Il 16 e 17 giugno Napoli era in pieno teatro festival, eppure la chiesa di Santa Maria delle anime del Purgatorio ad Arco è riuscita a fare più notizia del festival internazionale che c’era in città. Nella chiesa di via dei Tribunali andava infatti in scena “Opera pezzentella”, il nuovo lavoro di Mimmo Borrelli, il drammaturgo flegreo, famoso sia in città che fuori, ma che proprio non riesce a trovare uno spazio nei teatri cittadini. Un’opera annunciata da molti mesi, un lavoro di scrittura visionario e bellissimo dedicato proprio a quella chiesa che custodisce nell’ipogeo i resti delle “anime pezzentelle”, le persone che non trovavano sepoltura, i cui teschi venivano “adottati” dai popolani per un rito macabro: appunto il culto delle anime pezzentelle. I napoletani hanno sempre creduto nell’aldilà e si pensava che curando i teschi, dando loro “rifrisco”, quelle stesse anime potessero fare da tramite tra il regno dei vivi e quelle morti. Insomma i napoletani adottavano i teschi per chiedere grazie, miracoli e intercessioni, quello che generalmente si chiede ai santi. Ve ne sono in città di posti che testimoniano questo rito, come il Cimitero delle Fontanelle nel quartiere Sanità, un ossario con teschi famosi e storie connesse, o proprio la chiesa del Purgatorio ad Arco, con la sua anima più celebre Lucia. Questo antichissimo culto si fa materia drammaturgica nelle mani di Borrelli che ha eseguito ricerche ed interviste per costruire il testo.

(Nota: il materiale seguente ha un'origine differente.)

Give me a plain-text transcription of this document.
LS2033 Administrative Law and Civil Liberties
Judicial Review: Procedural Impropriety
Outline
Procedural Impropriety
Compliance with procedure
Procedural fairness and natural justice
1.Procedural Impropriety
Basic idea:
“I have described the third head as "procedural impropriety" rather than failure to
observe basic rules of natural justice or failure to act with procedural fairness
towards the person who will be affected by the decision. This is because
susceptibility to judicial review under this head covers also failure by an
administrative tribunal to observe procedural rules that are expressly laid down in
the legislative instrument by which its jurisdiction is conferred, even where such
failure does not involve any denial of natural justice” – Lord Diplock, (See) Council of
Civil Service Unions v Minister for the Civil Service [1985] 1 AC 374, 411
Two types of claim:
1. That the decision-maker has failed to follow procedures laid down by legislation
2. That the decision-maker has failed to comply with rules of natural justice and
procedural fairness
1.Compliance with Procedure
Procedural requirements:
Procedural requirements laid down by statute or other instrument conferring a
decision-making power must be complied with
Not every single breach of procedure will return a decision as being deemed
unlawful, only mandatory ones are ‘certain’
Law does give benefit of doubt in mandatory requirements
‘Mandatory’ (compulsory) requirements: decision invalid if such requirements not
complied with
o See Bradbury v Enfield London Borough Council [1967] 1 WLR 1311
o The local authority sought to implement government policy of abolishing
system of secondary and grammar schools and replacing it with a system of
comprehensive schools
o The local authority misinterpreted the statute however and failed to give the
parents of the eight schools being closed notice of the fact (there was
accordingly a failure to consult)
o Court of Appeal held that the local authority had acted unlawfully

Quella si presenta allo spettatore è una discesa negli inferi attraverso i sette peccati capitali, discesa di memoria dantesca che inizia dalla sagrestia. Ad accogliere i visitatori le anime del Purgatorio, anime in rivolta poiché i vivi non pregano più per loro, anime che mettono angoscia al visitatore, pronte ad evadere i confini in un viaggio dantesco al contrario, dove sono i morti a cercare i vivi. Le anime sono senza la loro principessa Lucia. Ogni cento anni infatti la nicchia della chiesa resta vuota per lasciare il passo ad un’altra anima infelice che abbia avuto lo stesso destino, morta per amore. Una timida Lucia si affaccia, inconsapevole del proprio destino e del viaggio che l’aspetta.
Sono sette quindi le storie a cui assistiamo nella navata principale della chiesa, storie affidate a giovanissimi attori che hanno costruito insieme a Borrelli un percorso ricco di suggestioni (al culmine di un laboratorio durato mesi). Si va da Masaniello, figura inclusa nei superbi, al salmaro delle anime, incluso tra gli accidiosi, dall’avaro Ferdinando Pastore che lucrava sul fitto dei lumini, alla “cummara Gaetanina”, inclusa tra i golosi. Fino ad arrivare alla vera protagonista dello spettacolo Lucia. Sulla sua figura molto è stato detto. Si racconta che suo padre, il nobile don Domenico D’Amore, la “vendette” a un altro nobile. Alcuni invece sostengono che morì durante la fuga in carrozza, altri che fu il padre ad ucciderla. Ancora oggi sul suo teschio molte donne portano in dono dei veli da sposa, nonostante sia stato appurato ormai che il teschio appartenga ad un uomo.
Il viaggio continua nell’ipogeo dove fa capolino anche Borrelli (che in realtà partecipa nella parte centrale della pièce mascherato a mo’ di Diavolo), nel suo mutismo con l’accompagnamento malinconico della musica assiste alla discesa di Lucia.
Uno spettacolo che necessita di grande attenzione per le mille sfumature del testo, che oscillano tra le lucide confessioni delle anime e la crudezza dei racconti, in una lingua densa ed oscura che bene rappresenta un viaggio visionario nell’aldilà. Si fa fatica spesso a capire le ragioni delle anime, urlate dai giovani attori che riecheggiano negli spazi della chiesa.
Borrelli in fondo ci ricorda che Napoli è un unico grande Purgatorio, dove le persone sopravvivono sospese tra gli inferi e la promessa mai mantenuta del Paradiso.